For a vertiginous moment, he feels that he is floating above it all. Then the ground reforms itself beneath him; he begins to look around. There are palms and shrubs, the smell of the earth after the rain. He gropes for the word for it: petrichor.
He hears running water and discovers a fountain in which a stone caryatid, palely nude, pours water from her jug. Nearby, a bird caws, and with a great flustered commotion takes wing into the night. He peers after the black shape, surprisingly large. A parrot? An eagle? A phoenix? Any of these seem possible, here.
He appears to be quite alone. Clearly the opportunities presented by the crush inside are too good for the other guests to miss. He looks toward Trastevere. Somewhere down there he has gone to sleep every night since his arrival in the city, utterly ignorant of the fact that such wonders existed only a few miles away.
‘Hello.’
He turns towards the voice. It is as though the darkness itself has spoken. But when he looks closer he can make her out – the very pale blonde hair first, gleaming in what little light there is, then the shimmering stuff of her dress. Now he sees the fiery bud of a cigarette flare as she inhales. He is struck by the strange notion that she was not there before, that she has just alighted here like some magical winged creature.
‘Sorry,’ she says, and leans forward so her face is caught by the light spilling from the interior. His breath catches. He had somehow known from the voice that she would be beautiful, but had not been quite prepared for what has been revealed. And something strange: he feels the fact of it go through him like a sudden coldness.
She has sat back again now, and immediately he finds himself hoping for another look at her face. There is an intonation that he can’t quite place. American, but something else to it, too. Perhaps, he thinks, it is the accent of one who has lived in this rarefied sphere for a lifetime.
‘I’m Hal,’ he says, to fill the silence.
‘Hello, Hal,’ she says. A slender white arm appears then, and he sees the wink of diamonds about the fine bones of the wrist. ‘I’m Stella.’
He takes her hand, and finds it surprisingly warm in his.
She stands then, and comes to stand beside him at the rail. Now he can detect the scent of her: smoky, complex – a fragrance and something hers alone.
‘Look at it,’ she says. She is looking out at the city, leaning forward hungrily. ‘Don’t you wish,’ she says, ‘that you could dive in and swim in it?’ She really looks as though she might, he thinks – plunge off the side and into the night, like a white feather falling through the blackness.
For a few moments they gaze down in silence. The sounds of the nighttime city float up to them: the blare of a car horn, a woman’s laughter, a faraway trickle of music.

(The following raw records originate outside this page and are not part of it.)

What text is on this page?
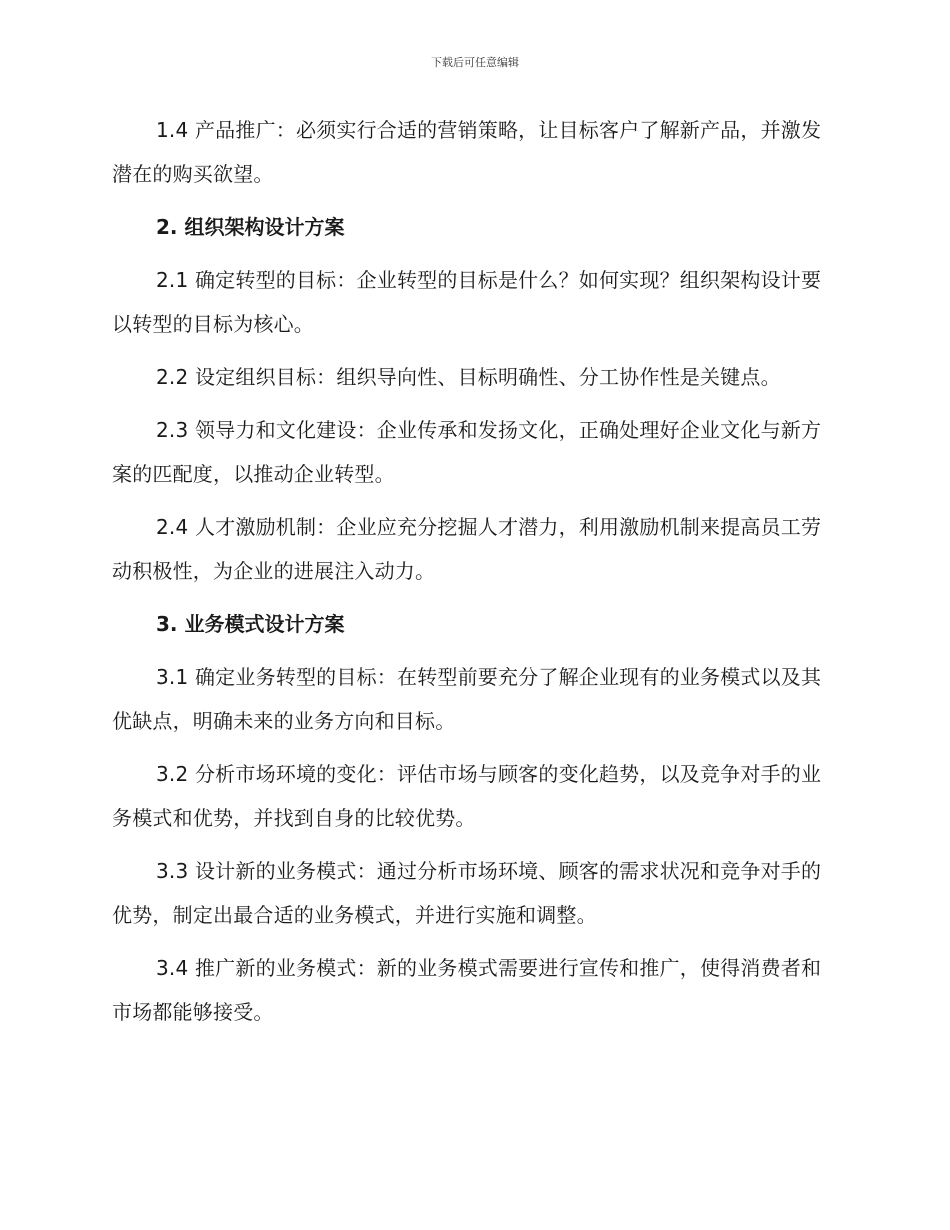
下载后可任意编辑

1.4 产品推广：必须实行合适的营销策略，让目标客户了解新产品，并激发潜在的购买欲望。

2. 组织架构设计方案

2.1 确定转型的目标：企业转型的目标是什么？如何实现？组织架构设计要以转型的目标为核心。

2.2 设定组织目标：组织导向性、目标明确性、分工协作性是关键点。

2.3 领导力和文化建设：企业传承和发扬文化，正确处理好企业文化与新方案的匹配度，以推动企业转型。

2.4 人才激励机制：企业应充分挖掘人才潜力，利用激励机制来提高员工劳动积极性，为企业的进展注入动力。

3. 业务模式设计方案

3.1 确定业务转型的目标：在转型前要充分了解企业现有的业务模式以及其优缺点，明确未来的业务方向和目标。

3.2 分析市场环境的变化：评估市场与顾客的变化趋势，以及竞争对手的业务模式和优势，并找到自身的比较优势。

3.3 设计新的业务模式：通过分析市场环境、顾客的需求状况和竞争对手的优势，制定出最合适的业务模式，并进行实施和调整。

3.4 推广新的业务模式：新的业务模式需要进行宣传和推广，使得消费者和市场都能够接受。
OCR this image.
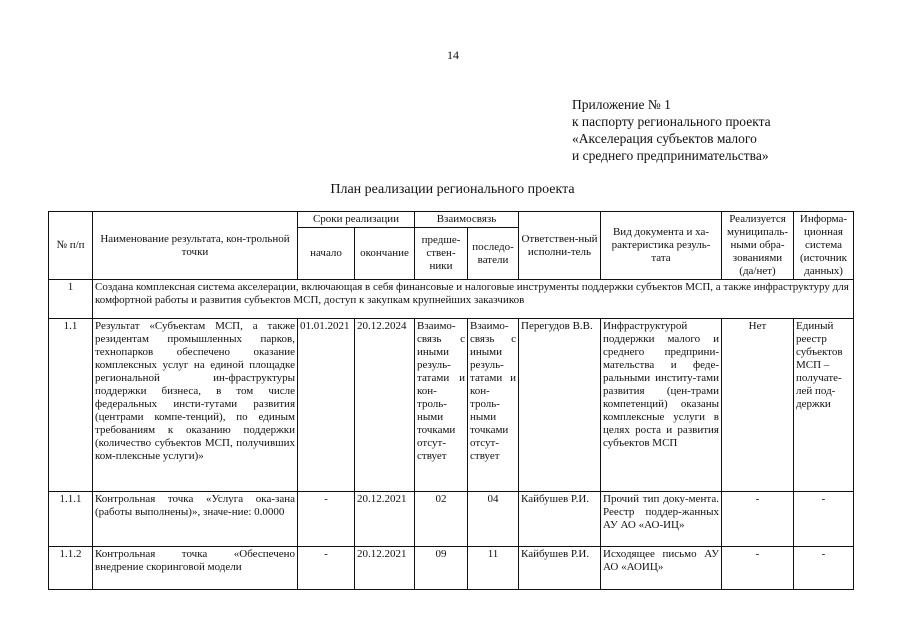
14
Приложение № 1
к паспорту регионального проекта
«Акселерация субъектов малого
и среднего предпринимательства»
План реализации регионального проекта
№ п/п	Наименование результата, кон-трольной точки	Сроки реализации		Взаимосвязь		Ответствен-ный исполни-тель	Вид документа и ха-рактеристика резуль-тата	Реализуется муниципаль-ными обра-зованиями (да/нет)	Информа-ционная система (источник данных)
		начало	окончание	предше-ствен-ники	последо-ватели				
1	Создана комплексная система акселерации, включающая в себя финансовые и налоговые инструменты поддержки субъектов МСП, а также инфраструктуру для комфортной работы и развития субъектов МСП, доступ к закупкам крупнейших заказчиков								
1.1	Результат «Субъектам МСП, а также резидентам промышленных парков, технопарков обеспечено оказание комплексных услуг на единой площадке региональной ин-фраструктуры поддержки бизнеса, в том числе федеральных инсти-тутами развития (центрами компе-тенций), по единым требованиям к оказанию поддержки (количество субъектов МСП, получивших ком-плексные услуги)»	01.01.2021	20.12.2024	Взаимо-связь с иными резуль-татами и кон-троль-ными точками отсут-ствует	Взаимо-связь с иными резуль-татами и кон-троль-ными точками отсут-ствует	Перегудов В.В.	Инфраструктурой поддержки малого и среднего предприни-мательства и феде-ральными институ-тами развития (цен-трами компетенций) оказаны комплексные услуги в целях роста и развития субъектов МСП	Нет	Единый реестр субъектов МСП – получате-лей под-держки
1.1.1	Контрольная точка «Услуга ока-зана (работы выполнены)», значе-ние: 0.0000	-	20.12.2021	02	04	Кайбушев Р.И.	Прочий тип доку-мента. Реестр поддер-жанных АУ АО «АО-ИЦ»	-	-
1.1.2	Контрольная точка «Обеспечено внедрение скоринговой модели	-	20.12.2021	09	11	Кайбушев Р.И.	Исходящее письмо АУ АО «АОИЦ»	-	-
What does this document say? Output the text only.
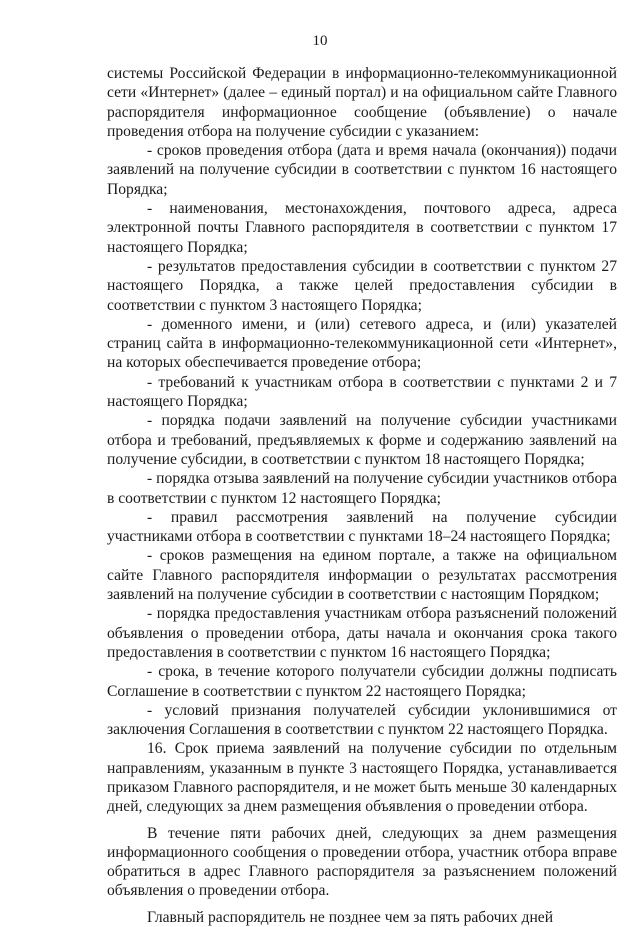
10

системы Российской Федерации в информационно-телекоммуникационной сети «Интернет» (далее – единый портал) и на официальном сайте Главного распорядителя информационное сообщение (объявление) о начале проведения отбора на получение субсидии с указанием:

- сроков проведения отбора (дата и время начала (окончания)) подачи заявлений на получение субсидии в соответствии с пунктом 16 настоящего Порядка;

- наименования, местонахождения, почтового адреса, адреса электронной почты Главного распорядителя в соответствии с пунктом 17 настоящего Порядка;

- результатов предоставления субсидии в соответствии с пунктом 27 настоящего Порядка, а также целей предоставления субсидии в соответствии с пунктом 3 настоящего Порядка;

- доменного имени, и (или) сетевого адреса, и (или) указателей страниц сайта в информационно-телекоммуникационной сети «Интернет», на которых обеспечивается проведение отбора;

- требований к участникам отбора в соответствии с пунктами 2 и 7 настоящего Порядка;

- порядка подачи заявлений на получение субсидии участниками отбора и требований, предъявляемых к форме и содержанию заявлений на получение субсидии, в соответствии с пунктом 18 настоящего Порядка;

- порядка отзыва заявлений на получение субсидии участников отбора в соответствии с пунктом 12 настоящего Порядка;

- правил рассмотрения заявлений на получение субсидии участниками отбора в соответствии с пунктами 18–24 настоящего Порядка;

- сроков размещения на едином портале, а также на официальном сайте Главного распорядителя информации о результатах рассмотрения заявлений на получение субсидии в соответствии с настоящим Порядком;

- порядка предоставления участникам отбора разъяснений положений объявления о проведении отбора, даты начала и окончания срока такого предоставления в соответствии с пунктом 16 настоящего Порядка;

- срока, в течение которого получатели субсидии должны подписать Соглашение в соответствии с пунктом 22 настоящего Порядка;

- условий признания получателей субсидии уклонившимися от заключения Соглашения в соответствии с пунктом 22 настоящего Порядка.

16. Срок приема заявлений на получение субсидии по отдельным направлениям, указанным в пункте 3 настоящего Порядка, устанавливается приказом Главного распорядителя, и не может быть меньше 30 календарных дней, следующих за днем размещения объявления о проведении отбора.

В течение пяти рабочих дней, следующих за днем размещения информационного сообщения о проведении отбора, участник отбора вправе обратиться в адрес Главного распорядителя за разъяснением положений объявления о проведении отбора.

Главный распорядитель не позднее чем за пять рабочих дней
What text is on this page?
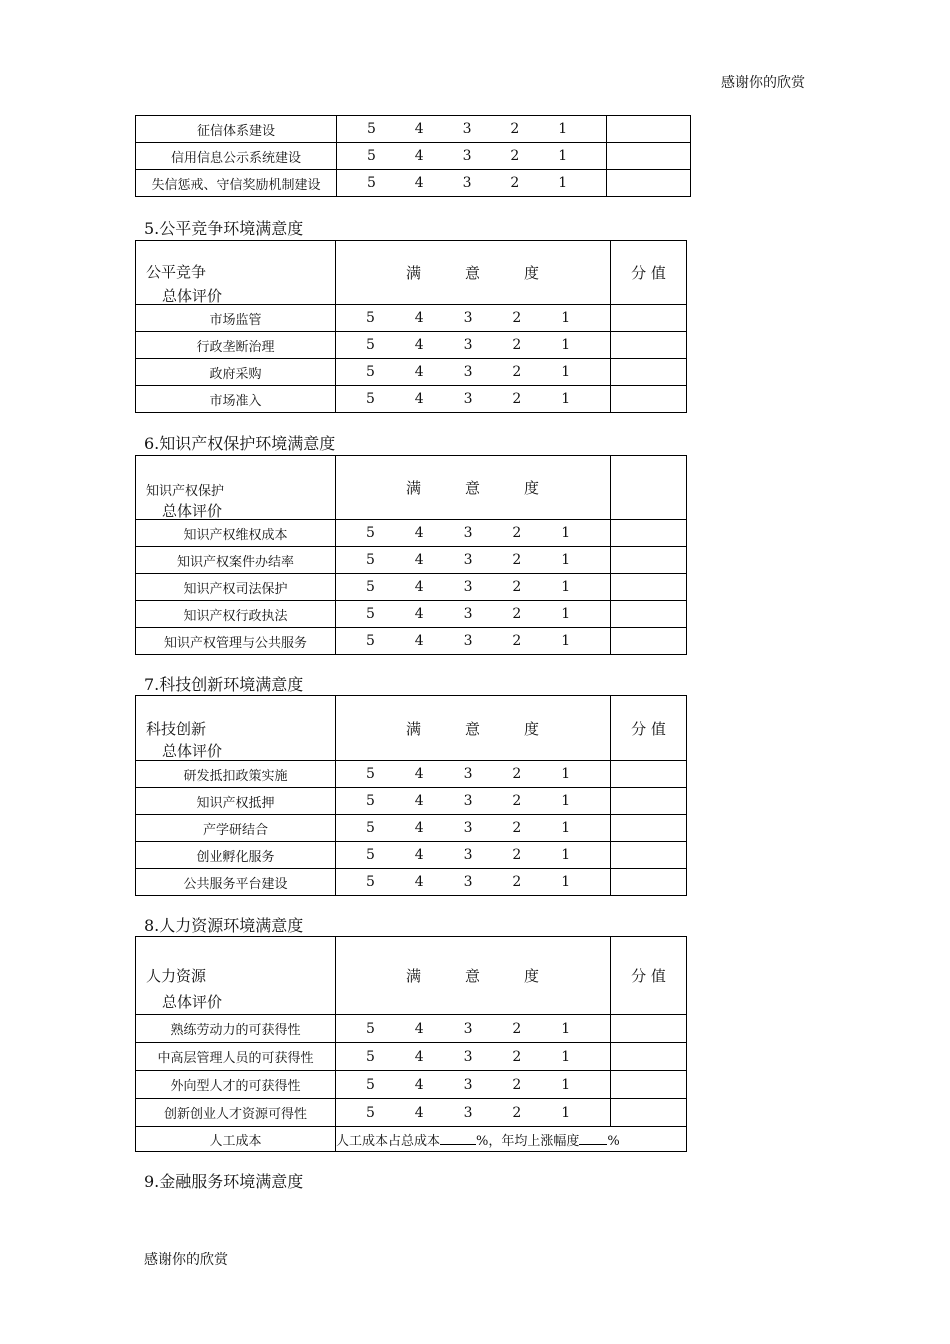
感谢你的欣赏
征信体系建设	5 4 3 2 1	

信用信息公示系统建设	5 4 3 2 1	

失信惩戒、守信奖励机制建设	5 4 3 2 1	

5.公平竞争环境满意度
公平竞争
总体评价	满 意 度	分 值
市场监管	5 4 3 2 1	

行政垄断治理	5 4 3 2 1	

政府采购	5 4 3 2 1	

市场准入	5 4 3 2 1	

6.知识产权保护环境满意度
知识产权保护
总体评价	满 意 度	

知识产权维权成本	5 4 3 2 1	

知识产权案件办结率	5 4 3 2 1	

知识产权司法保护	5 4 3 2 1	

知识产权行政执法	5 4 3 2 1	

知识产权管理与公共服务	5 4 3 2 1	

7.科技创新环境满意度
科技创新
总体评价	满 意 度	分 值
研发抵扣政策实施	5 4 3 2 1	

知识产权抵押	5 4 3 2 1	

产学研结合	5 4 3 2 1	

创业孵化服务	5 4 3 2 1	

公共服务平台建设	5 4 3 2 1	

8.人力资源环境满意度
人力资源
总体评价	满 意 度	分 值
熟练劳动力的可获得性	5 4 3 2 1	

中高层管理人员的可获得性	5 4 3 2 1	

外向型人才的可获得性	5 4 3 2 1	

创新创业人才资源可得性	5 4 3 2 1	

人工成本	人工成本占总成本 %，年均上涨幅度 %	
9.金融服务环境满意度
感谢你的欣赏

‘Do you know the city?’ he asks.
‘We had a tour … the Colosseum, the Sistine Chapel, the Pantheon …’
He is so struck by her use of ‘we’ that he can’t at first catch hold of what she is saying. She is still going, counting the sights off on her fingers: ‘St Peter’s, the Spanish Steps …’
‘Well,’ he says, ‘you’ve done the tourist trail.’
She frowns. ‘You don’t think that’s a good thing?’
‘It isn’t that,’ he says. ‘They’re wonders in their own right. But there’s more than that to this city.’
‘You know it well?’
‘I live here.’
‘I suppose there is a side to the city that I won’t ever see.’ She says it with an odd kind of sadness, as though she feels this loss.
‘Yes,’ he says. ‘I suppose so. You’d never find my favourite things in a guide.’
‘Such as?’
‘Well, such as the fact that the best time to see the Forum is at night, when there’s no one else there. And I know a bar where they play the best jazz outside of New Orleans. But I suppose you’re rather spoiled for choice, being an American.’
‘No,’ she says. ‘I don’t think I’ve ever listened to jazz before. Not live. What else?’
‘A garden … almost completely hidden behind a high wall, a secret place. Unless you know how to find it.’ He catches himself. He sounds like a braggart. It isn’t like him.
‘You would show me?’ She says it in a rush, as if she has dared herself to ask it.